Un homme se joint à la conversation "N’allez pas croire que ça ne peut pas se reproduire." Roi de l’actualité la semaine passée, le nuage de cendres islandais inspire les manifestants "Il faut s’imaginer cinquante-huit nuages comme celui-là, mais ce ne seront pas des cendres à l’intérieur..." Cinquante-huit nuages, soit exactement le nombre de réacteurs qui fournissent à la France son électricité. "Si un incident survient à Cattenom (Mosellel ou Fessenheim (Bas-Rhin), les Vosges en subiront les conséquence, insiste le porte-parole soulignant qu’un éventuel nuage radioactif ne s’arrêtera pas aux limites géographies du département... "En France, on relève deux incidents par jour."
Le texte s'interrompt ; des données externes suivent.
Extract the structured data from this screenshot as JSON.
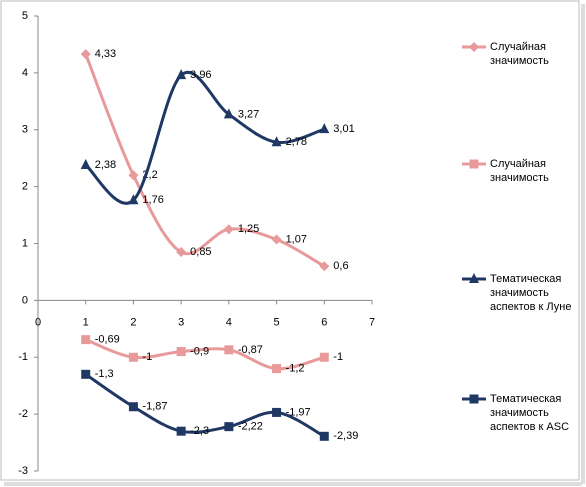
{
  "chart_data": {
    "type": "scatter",
    "smooth": true,
    "xlim": [
      0,
      7
    ],
    "xticks": [
      0,
      1,
      2,
      3,
      4,
      5,
      6,
      7
    ],
    "ylim": [
      -3,
      5
    ],
    "yticks": [
      -3,
      -2,
      -1,
      0,
      1,
      2,
      3,
      4,
      5
    ],
    "grid": false,
    "legend": "right",
    "series": [
      {
        "name": "Случайная значимость",
        "color": "#e8999a",
        "marker": "diamond",
        "x": [
          1,
          2,
          3,
          4,
          5,
          6
        ],
        "values": [
          4.33,
          2.2,
          0.85,
          1.25,
          1.07,
          0.6
        ],
        "value_labels": [
          "4,33",
          "2,2",
          "0,85",
          "1,25",
          "1,07",
          "0,6"
        ]
      },
      {
        "name": "Случайная значимость",
        "color": "#e8999a",
        "marker": "square",
        "x": [
          1,
          2,
          3,
          4,
          5,
          6
        ],
        "values": [
          -0.69,
          -1,
          -0.9,
          -0.87,
          -1.2,
          -1
        ],
        "value_labels": [
          "-0,69",
          "-1",
          "-0,9",
          "-0,87",
          "-1,2",
          "-1"
        ]
      },
      {
        "name": "Тематическая значимость аспектов к Луне",
        "color": "#1f3864",
        "marker": "triangle",
        "x": [
          1,
          2,
          3,
          4,
          5,
          6
        ],
        "values": [
          2.38,
          1.76,
          3.96,
          3.27,
          2.78,
          3.01
        ],
        "value_labels": [
          "2,38",
          "1,76",
          "3,96",
          "3,27",
          "2,78",
          "3,01"
        ]
      },
      {
        "name": "Тематическая значимость аспектов к ASC",
        "color": "#1f3864",
        "marker": "square",
        "x": [
          1,
          2,
          3,
          4,
          5,
          6
        ],
        "values": [
          -1.3,
          -1.87,
          -2.3,
          -2.22,
          -1.97,
          -2.39
        ],
        "value_labels": [
          "-1,3",
          "-1,87",
          "-2,3",
          "-2,22",
          "-1,97",
          "-2,39"
        ]
      }
    ]
  }
}
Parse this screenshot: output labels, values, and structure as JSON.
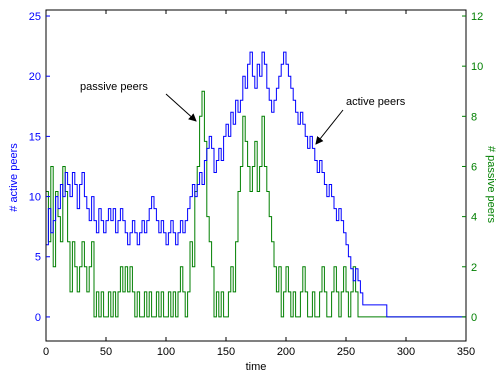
{
  "chart_data": {
    "type": "line",
    "title": "",
    "xlabel": "time",
    "ylabel_left": "# active peers",
    "ylabel_right": "# passive peers",
    "xlim": [
      0,
      350
    ],
    "ylim_left": [
      -2,
      25.5
    ],
    "ylim_right": [
      -0.96,
      12.24
    ],
    "x_ticks": [
      0,
      50,
      100,
      150,
      200,
      250,
      300,
      350
    ],
    "y_ticks_left": [
      0,
      5,
      10,
      15,
      20,
      25
    ],
    "y_ticks_right": [
      0,
      2,
      4,
      6,
      8,
      10,
      12
    ],
    "colors": {
      "left_axis": "#0000ff",
      "right_axis": "#007f00",
      "frame": "#000000"
    },
    "series": [
      {
        "name": "active peers",
        "axis": "left",
        "color": "#0000ff",
        "x": [
          0,
          2,
          4,
          6,
          8,
          10,
          12,
          14,
          16,
          18,
          20,
          22,
          24,
          26,
          28,
          30,
          32,
          34,
          36,
          38,
          40,
          42,
          44,
          46,
          48,
          50,
          52,
          54,
          56,
          58,
          60,
          62,
          64,
          66,
          68,
          70,
          72,
          74,
          76,
          78,
          80,
          82,
          84,
          86,
          88,
          90,
          92,
          94,
          96,
          98,
          100,
          102,
          104,
          106,
          108,
          110,
          112,
          114,
          116,
          118,
          120,
          122,
          124,
          126,
          128,
          130,
          132,
          134,
          136,
          138,
          140,
          142,
          144,
          146,
          148,
          150,
          152,
          154,
          156,
          158,
          160,
          162,
          164,
          166,
          168,
          170,
          172,
          174,
          176,
          178,
          180,
          182,
          184,
          186,
          188,
          190,
          192,
          194,
          196,
          198,
          200,
          202,
          204,
          206,
          208,
          210,
          212,
          214,
          216,
          218,
          220,
          222,
          224,
          226,
          228,
          230,
          232,
          234,
          236,
          238,
          240,
          242,
          244,
          246,
          248,
          250,
          252,
          254,
          256,
          258,
          260,
          262,
          264,
          266,
          268,
          270,
          272,
          274,
          276,
          278,
          280,
          282,
          284,
          300,
          350
        ],
        "values": [
          6,
          9,
          7,
          8,
          10,
          9,
          11,
          10,
          12,
          11,
          10,
          12,
          11,
          9,
          11,
          12,
          10,
          9,
          8,
          10,
          8,
          7,
          9,
          8,
          7,
          8,
          9,
          8,
          9,
          7,
          8,
          9,
          8,
          7,
          6,
          7,
          8,
          7,
          6,
          7,
          8,
          7,
          8,
          9,
          10,
          9,
          8,
          7,
          8,
          7,
          6,
          7,
          8,
          7,
          6,
          7,
          8,
          7,
          8,
          9,
          10,
          11,
          10,
          11,
          12,
          11,
          13,
          14,
          15,
          14,
          12,
          13,
          14,
          13,
          15,
          16,
          15,
          17,
          16,
          18,
          17,
          18,
          20,
          19,
          21,
          22,
          20,
          19,
          21,
          20,
          22,
          21,
          19,
          18,
          17,
          18,
          19,
          20,
          21,
          22,
          21,
          20,
          19,
          18,
          17,
          16,
          17,
          16,
          15,
          14,
          15,
          14,
          13,
          12,
          13,
          12,
          11,
          10,
          11,
          10,
          9,
          8,
          9,
          8,
          7,
          6,
          5,
          4,
          3,
          4,
          3,
          2,
          1,
          1,
          1,
          1,
          1,
          1,
          1,
          1,
          1,
          1,
          0,
          0,
          0
        ]
      },
      {
        "name": "passive peers",
        "axis": "right",
        "color": "#007f00",
        "x": [
          0,
          2,
          4,
          6,
          8,
          10,
          12,
          14,
          16,
          18,
          20,
          22,
          24,
          26,
          28,
          30,
          32,
          34,
          36,
          38,
          40,
          42,
          44,
          46,
          48,
          50,
          52,
          54,
          56,
          58,
          60,
          62,
          64,
          66,
          68,
          70,
          72,
          74,
          76,
          78,
          80,
          82,
          84,
          86,
          88,
          90,
          92,
          94,
          96,
          98,
          100,
          102,
          104,
          106,
          108,
          110,
          112,
          114,
          116,
          118,
          120,
          122,
          124,
          126,
          128,
          130,
          132,
          134,
          136,
          138,
          140,
          142,
          144,
          146,
          148,
          150,
          152,
          154,
          156,
          158,
          160,
          162,
          164,
          166,
          168,
          170,
          172,
          174,
          176,
          178,
          180,
          182,
          184,
          186,
          188,
          190,
          192,
          194,
          196,
          198,
          200,
          202,
          204,
          206,
          208,
          210,
          212,
          214,
          216,
          218,
          220,
          222,
          224,
          226,
          228,
          230,
          232,
          234,
          236,
          238,
          240,
          242,
          244,
          246,
          248,
          250,
          252,
          254,
          256,
          258,
          260,
          262,
          264,
          266,
          268,
          270,
          272,
          274,
          276,
          278,
          280,
          282,
          284,
          300,
          350
        ],
        "values": [
          5,
          3,
          6,
          2,
          5,
          4,
          3,
          6,
          5,
          3,
          1,
          3,
          2,
          1,
          2,
          3,
          2,
          1,
          2,
          3,
          0,
          1,
          0,
          1,
          0,
          0,
          1,
          0,
          1,
          0,
          1,
          2,
          1,
          2,
          1,
          2,
          1,
          0,
          1,
          0,
          0,
          1,
          0,
          1,
          0,
          0,
          1,
          0,
          1,
          0,
          0,
          1,
          0,
          1,
          0,
          1,
          2,
          1,
          0,
          1,
          3,
          2,
          5,
          6,
          8,
          9,
          7,
          4,
          3,
          2,
          0,
          1,
          0,
          1,
          0,
          0,
          1,
          2,
          1,
          3,
          5,
          6,
          8,
          7,
          6,
          5,
          6,
          7,
          5,
          6,
          8,
          6,
          5,
          4,
          3,
          2,
          1,
          2,
          0,
          1,
          2,
          1,
          0,
          1,
          0,
          0,
          1,
          2,
          1,
          0,
          0,
          1,
          0,
          0,
          1,
          2,
          1,
          0,
          0,
          1,
          2,
          1,
          0,
          1,
          2,
          1,
          0,
          1,
          2,
          1,
          0,
          0,
          0,
          0,
          0,
          0,
          0,
          0,
          0,
          0,
          0,
          0,
          0,
          0,
          0
        ]
      }
    ],
    "annotations": [
      {
        "text": "passive peers",
        "target_series": "passive peers"
      },
      {
        "text": "active peers",
        "target_series": "active peers"
      }
    ]
  }
}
A travers Tchernobyl, c’est toute la filière, civile et militaire, qu’ont stigmatisée hier les opposants vosgiens qui, comme d’autres en France, appellent à l’arrêt progressif de toutes les centrales, persuadés que d’autres énergies sauront s’y substituer. "Dans le monde, EDF vend aujourd’hui plus de centrales au gaz que de centrales nucléaires." Au milieu des militants, Pistil, un "chansonnier bio" venu d’Ardèche, déclare n’être alimenté en courant que par un panneau solaire. Ses textes engagés ont rythmé la fin de soirée, autour du film "Le Sacrifice" projeté dans un barde la ville.

Dam.B.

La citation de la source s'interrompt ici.